Matrixston
Wow! Such a good movie.
pointyfilippa
The movie runs out of plot and jokes well before the end of a two-hour running time, long for a light comedy.
Bluebell Alcock
Ok... Let's be honest. It cannot be the best movie but is quite enjoyable. The movie has the potential to develop a great plot for future movies
Bea Swanson
This film is so real. It treats its characters with so much care and sensitivity.
kalsia
These existential machinations of charismatic and robust actors both represent a combination of old-time sensations with the graphic twist of the modern cinema. Leaving you at the edge of your seat both the protagonist and side-kick leave you stunned waiting to hear the next set of syllables fall from their lips.Juicy, heart wrenching, and mystical only touch upon a of few of the adjectives you find while flipping through the thesaurus in an attempt to describe this theatrical wonder.Your eyes and heart will never forgive you if you don't stop to smell the flowers.But what did I like most about the film? Specifically, the milieu
Laivaren
This film... it's 80% wannabe-porn 15% crap and 5% story. And the story sucks... But, hey! there's tits! Anyways... I've been in productions more serious than this one, that saying A LOT! It's like they didn't even try! seriously! I've seen Manos - The Hands of Faith, and that movie was ten times better than this one! Goddamn it how awful this is! It's like being forced to watch porn in front of your parents, that's how embarrassing this is. I really don't understand how they managed to make one hour of film seem so incredible long! and the actors? What the hell? I know a dead parrot that acts better... the only thing that gives this movie one point is the music, which I kind of liked, specially the "live" music.
Grahamsky
Anus Magillicutty takes movie-making to a new low; this motion picture is far and away the worst ever made. Unlike other terrible movies like "Manos: the Hands of Fate" or "You Got Served," "Anus Magillicutty" is not even remotely humorous in its absurdity. Sitting through this film made me feel like my soul was filth unworthy of its existence. The dialogue is so awkward that it makes you cringe, praying for death as an escape. Even the gratuitous T&A (which abounds throughout) couldn't save this film from being complete trash, which is a testament to how abominable it really is. There is absolutely no plot, no character development, and ninety percent of the movie is filler.
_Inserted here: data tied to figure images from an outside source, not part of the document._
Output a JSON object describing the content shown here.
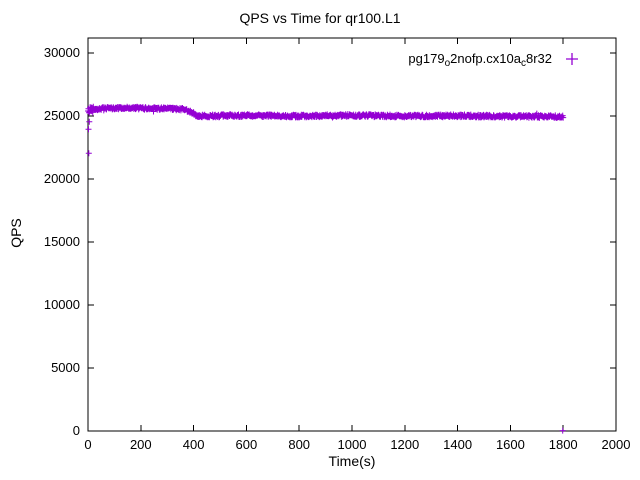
{
  "chart_data": {
    "type": "scatter",
    "title": "QPS vs Time for qr100.L1",
    "xlabel": "Time(s)",
    "ylabel": "QPS",
    "xlim": [
      0,
      2000
    ],
    "ylim": [
      0,
      31200
    ],
    "xticks": [
      0,
      200,
      400,
      600,
      800,
      1000,
      1200,
      1400,
      1600,
      1800,
      2000
    ],
    "yticks": [
      0,
      5000,
      10000,
      15000,
      20000,
      25000,
      30000
    ],
    "grid": false,
    "legend_position": "top-right-inside",
    "background_color": "#ffffff",
    "border_color": "#000000",
    "series": [
      {
        "name": "pg179_o2nofp.cx10a_c8r32",
        "name_parts": [
          {
            "text": "pg179"
          },
          {
            "text": "o",
            "sub": true
          },
          {
            "text": "2nofp.cx10a"
          },
          {
            "text": "c",
            "sub": true
          },
          {
            "text": "8r32"
          }
        ],
        "color": "#9400d3",
        "marker": "plus",
        "x_start": 0,
        "x_end": 1800,
        "x_step": 2,
        "noise": 110,
        "start_cluster_x_max": 20,
        "start_cluster_noise_mult": 2.4,
        "trend": [
          [
            0,
            25350
          ],
          [
            10,
            25550
          ],
          [
            60,
            25600
          ],
          [
            150,
            25650
          ],
          [
            250,
            25600
          ],
          [
            360,
            25550
          ],
          [
            390,
            25350
          ],
          [
            410,
            25050
          ],
          [
            430,
            25000
          ],
          [
            600,
            25050
          ],
          [
            800,
            25000
          ],
          [
            1000,
            25050
          ],
          [
            1200,
            25000
          ],
          [
            1400,
            25020
          ],
          [
            1600,
            24980
          ],
          [
            1800,
            24950
          ]
        ],
        "outliers": [
          [
            2,
            23950
          ],
          [
            3,
            22050
          ],
          [
            5,
            24550
          ],
          [
            1798,
            30
          ]
        ]
      }
    ]
  }
}
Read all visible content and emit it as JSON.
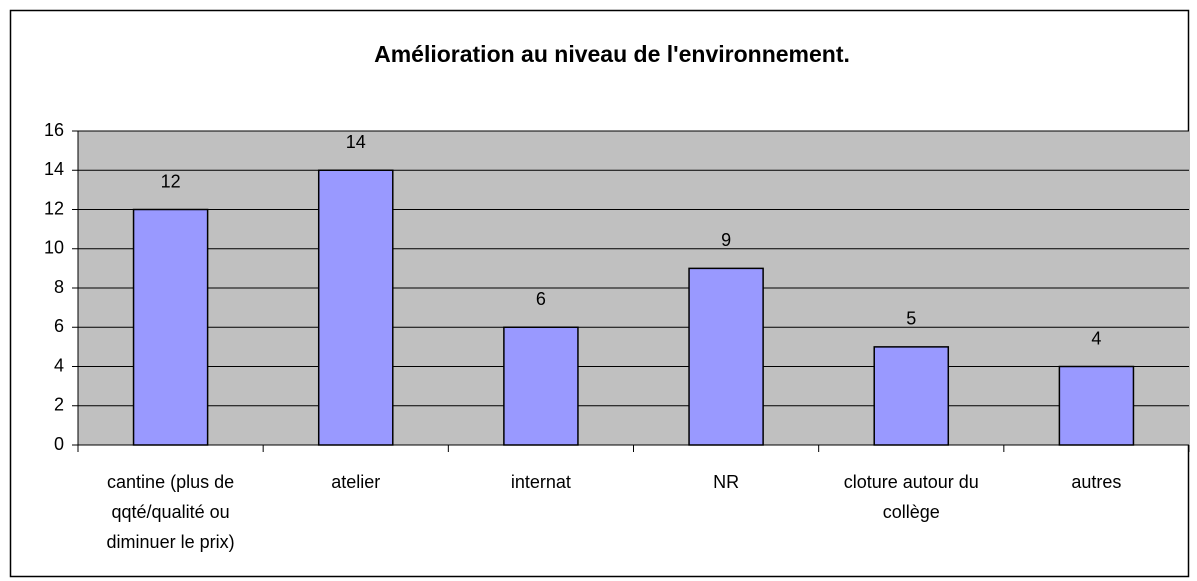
{
  "chart_data": {
    "type": "bar",
    "title": "Amélioration au niveau de l'environnement.",
    "categories": [
      "cantine (plus de qqté/qualité ou diminuer le prix)",
      "atelier",
      "internat",
      "NR",
      "cloture autour du collège",
      "autres"
    ],
    "values": [
      12,
      14,
      6,
      9,
      5,
      4
    ],
    "color": "#9999ff",
    "ylim": [
      0,
      16
    ],
    "yticks": [
      0,
      2,
      4,
      6,
      8,
      10,
      12,
      14,
      16
    ],
    "grid": true
  }
}
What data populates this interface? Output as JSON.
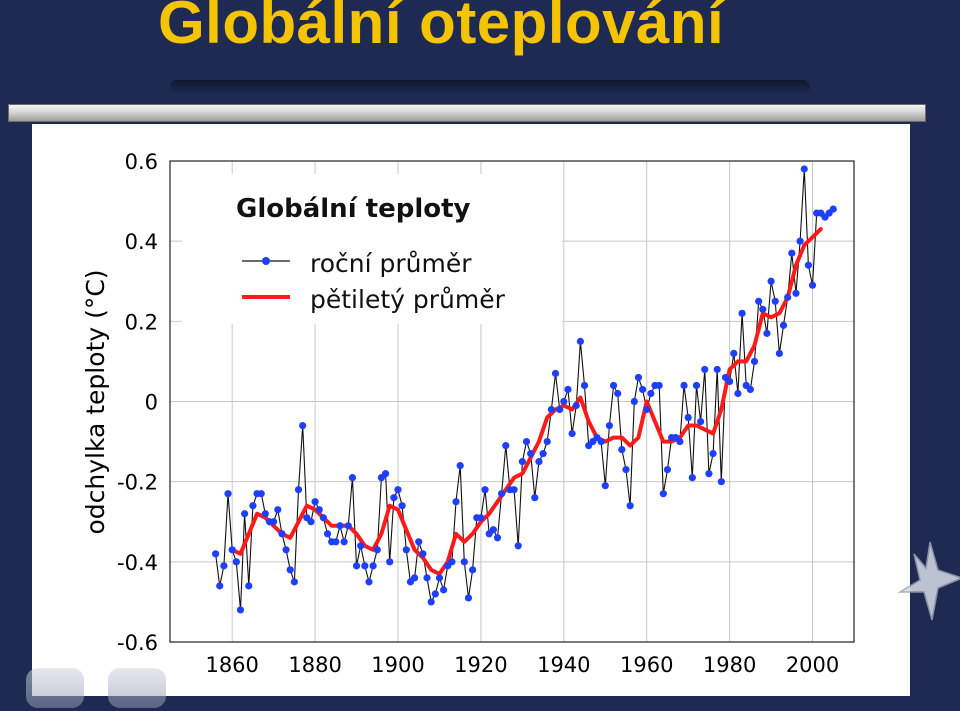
{
  "slide": {
    "title": "Globální oteplování"
  },
  "colors": {
    "background": "#1e2a52",
    "title": "#f5c400",
    "annual": "#1f3fff",
    "five_year": "#ff1a1a"
  },
  "icons": [
    "back-nav-icon",
    "forward-nav-icon",
    "star-icon"
  ],
  "chart_data": {
    "type": "line",
    "title": "Globální teploty",
    "xlabel": "",
    "ylabel": "odchylka teploty   (°C)",
    "xlim": [
      1845,
      2010
    ],
    "ylim": [
      -0.6,
      0.6
    ],
    "xticks": [
      1860,
      1880,
      1900,
      1920,
      1940,
      1960,
      1980,
      2000
    ],
    "yticks": [
      -0.6,
      -0.4,
      -0.2,
      0,
      0.2,
      0.4,
      0.6
    ],
    "ytick_labels": [
      "-0.6",
      "-0.4",
      "-0.2",
      "0",
      "0.2",
      "0.4",
      "0.6"
    ],
    "grid": true,
    "legend_position": "top-left",
    "series": [
      {
        "name": "roční průměr",
        "style": "line-with-markers",
        "color": "#1f3fff",
        "x": [
          1856,
          1857,
          1858,
          1859,
          1860,
          1861,
          1862,
          1863,
          1864,
          1865,
          1866,
          1867,
          1868,
          1869,
          1870,
          1871,
          1872,
          1873,
          1874,
          1875,
          1876,
          1877,
          1878,
          1879,
          1880,
          1881,
          1882,
          1883,
          1884,
          1885,
          1886,
          1887,
          1888,
          1889,
          1890,
          1891,
          1892,
          1893,
          1894,
          1895,
          1896,
          1897,
          1898,
          1899,
          1900,
          1901,
          1902,
          1903,
          1904,
          1905,
          1906,
          1907,
          1908,
          1909,
          1910,
          1911,
          1912,
          1913,
          1914,
          1915,
          1916,
          1917,
          1918,
          1919,
          1920,
          1921,
          1922,
          1923,
          1924,
          1925,
          1926,
          1927,
          1928,
          1929,
          1930,
          1931,
          1932,
          1933,
          1934,
          1935,
          1936,
          1937,
          1938,
          1939,
          1940,
          1941,
          1942,
          1943,
          1944,
          1945,
          1946,
          1947,
          1948,
          1949,
          1950,
          1951,
          1952,
          1953,
          1954,
          1955,
          1956,
          1957,
          1958,
          1959,
          1960,
          1961,
          1962,
          1963,
          1964,
          1965,
          1966,
          1967,
          1968,
          1969,
          1970,
          1971,
          1972,
          1973,
          1974,
          1975,
          1976,
          1977,
          1978,
          1979,
          1980,
          1981,
          1982,
          1983,
          1984,
          1985,
          1986,
          1987,
          1988,
          1989,
          1990,
          1991,
          1992,
          1993,
          1994,
          1995,
          1996,
          1997,
          1998,
          1999,
          2000,
          2001,
          2002,
          2003,
          2004,
          2005
        ],
        "y": [
          -0.38,
          -0.46,
          -0.41,
          -0.23,
          -0.37,
          -0.4,
          -0.52,
          -0.28,
          -0.46,
          -0.26,
          -0.23,
          -0.23,
          -0.28,
          -0.3,
          -0.3,
          -0.27,
          -0.33,
          -0.37,
          -0.42,
          -0.45,
          -0.22,
          -0.06,
          -0.29,
          -0.3,
          -0.25,
          -0.27,
          -0.29,
          -0.33,
          -0.35,
          -0.35,
          -0.31,
          -0.35,
          -0.31,
          -0.19,
          -0.41,
          -0.36,
          -0.41,
          -0.45,
          -0.41,
          -0.37,
          -0.19,
          -0.18,
          -0.4,
          -0.24,
          -0.22,
          -0.26,
          -0.37,
          -0.45,
          -0.44,
          -0.35,
          -0.38,
          -0.44,
          -0.5,
          -0.48,
          -0.44,
          -0.47,
          -0.41,
          -0.4,
          -0.25,
          -0.16,
          -0.4,
          -0.49,
          -0.42,
          -0.29,
          -0.29,
          -0.22,
          -0.33,
          -0.32,
          -0.34,
          -0.23,
          -0.11,
          -0.22,
          -0.22,
          -0.36,
          -0.15,
          -0.1,
          -0.13,
          -0.24,
          -0.15,
          -0.13,
          -0.1,
          -0.02,
          0.07,
          -0.02,
          0.0,
          0.03,
          -0.08,
          -0.01,
          0.15,
          0.04,
          -0.11,
          -0.1,
          -0.09,
          -0.1,
          -0.21,
          -0.06,
          0.04,
          0.02,
          -0.12,
          -0.17,
          -0.26,
          0.0,
          0.06,
          0.03,
          -0.02,
          0.02,
          0.04,
          0.04,
          -0.23,
          -0.17,
          -0.09,
          -0.09,
          -0.1,
          0.04,
          -0.04,
          -0.19,
          0.04,
          -0.05,
          0.08,
          -0.18,
          -0.13,
          0.08,
          -0.2,
          0.06,
          0.05,
          0.12,
          0.02,
          0.22,
          0.04,
          0.03,
          0.1,
          0.25,
          0.23,
          0.17,
          0.3,
          0.25,
          0.12,
          0.19,
          0.26,
          0.37,
          0.27,
          0.4,
          0.58,
          0.34,
          0.29,
          0.47,
          0.47,
          0.46,
          0.47,
          0.48
        ]
      },
      {
        "name": "pětiletý průměr",
        "style": "smooth-line",
        "color": "#ff1a1a",
        "x": [
          1860,
          1862,
          1864,
          1866,
          1868,
          1870,
          1872,
          1874,
          1876,
          1878,
          1880,
          1882,
          1884,
          1886,
          1888,
          1890,
          1892,
          1894,
          1896,
          1898,
          1900,
          1902,
          1904,
          1906,
          1908,
          1910,
          1912,
          1914,
          1916,
          1918,
          1920,
          1922,
          1924,
          1926,
          1928,
          1930,
          1932,
          1934,
          1936,
          1938,
          1940,
          1942,
          1944,
          1946,
          1948,
          1950,
          1952,
          1954,
          1956,
          1958,
          1960,
          1962,
          1964,
          1966,
          1968,
          1970,
          1972,
          1974,
          1976,
          1978,
          1980,
          1982,
          1984,
          1986,
          1988,
          1990,
          1992,
          1994,
          1996,
          1998,
          2000,
          2002
        ],
        "y": [
          -0.37,
          -0.38,
          -0.33,
          -0.28,
          -0.29,
          -0.31,
          -0.33,
          -0.34,
          -0.3,
          -0.26,
          -0.27,
          -0.29,
          -0.31,
          -0.31,
          -0.31,
          -0.33,
          -0.36,
          -0.37,
          -0.33,
          -0.26,
          -0.27,
          -0.32,
          -0.37,
          -0.39,
          -0.42,
          -0.43,
          -0.4,
          -0.33,
          -0.35,
          -0.33,
          -0.3,
          -0.28,
          -0.25,
          -0.22,
          -0.19,
          -0.18,
          -0.14,
          -0.1,
          -0.04,
          -0.02,
          -0.01,
          -0.02,
          0.01,
          -0.05,
          -0.09,
          -0.1,
          -0.09,
          -0.09,
          -0.11,
          -0.09,
          0.0,
          -0.05,
          -0.1,
          -0.1,
          -0.09,
          -0.06,
          -0.06,
          -0.07,
          -0.08,
          -0.02,
          0.08,
          0.1,
          0.1,
          0.14,
          0.22,
          0.21,
          0.22,
          0.26,
          0.34,
          0.39,
          0.41,
          0.43
        ]
      }
    ]
  }
}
There is a scene of two naked women sucking on a banana for literally five minutes. Two five year-old children with a camera could make a better film than this POS. I am utterly ashamed that I paid fifteen dollars to have my soul stolen by "Anus Magillicutty."
Seth Nelson
Have you ever reached a decision in your life where you don't know what movie to watch for family movie night? Are you worried about time, content, etc. ruining family movie night? Well, these movie blues are over! "Anus Magillicutty" is it!Like a more wicked version of "Manos: The Hands of Fate," this movie has everything a "So Bad It's Good" movie should have...and more! So come on, readers! Make the decision to watch a piece or pure cinematic genius like this - "Anus Magillicutty!" My score: 10 out of 10!"Anus Magillicutty" - the movie to watch! Recommend this to friends and family!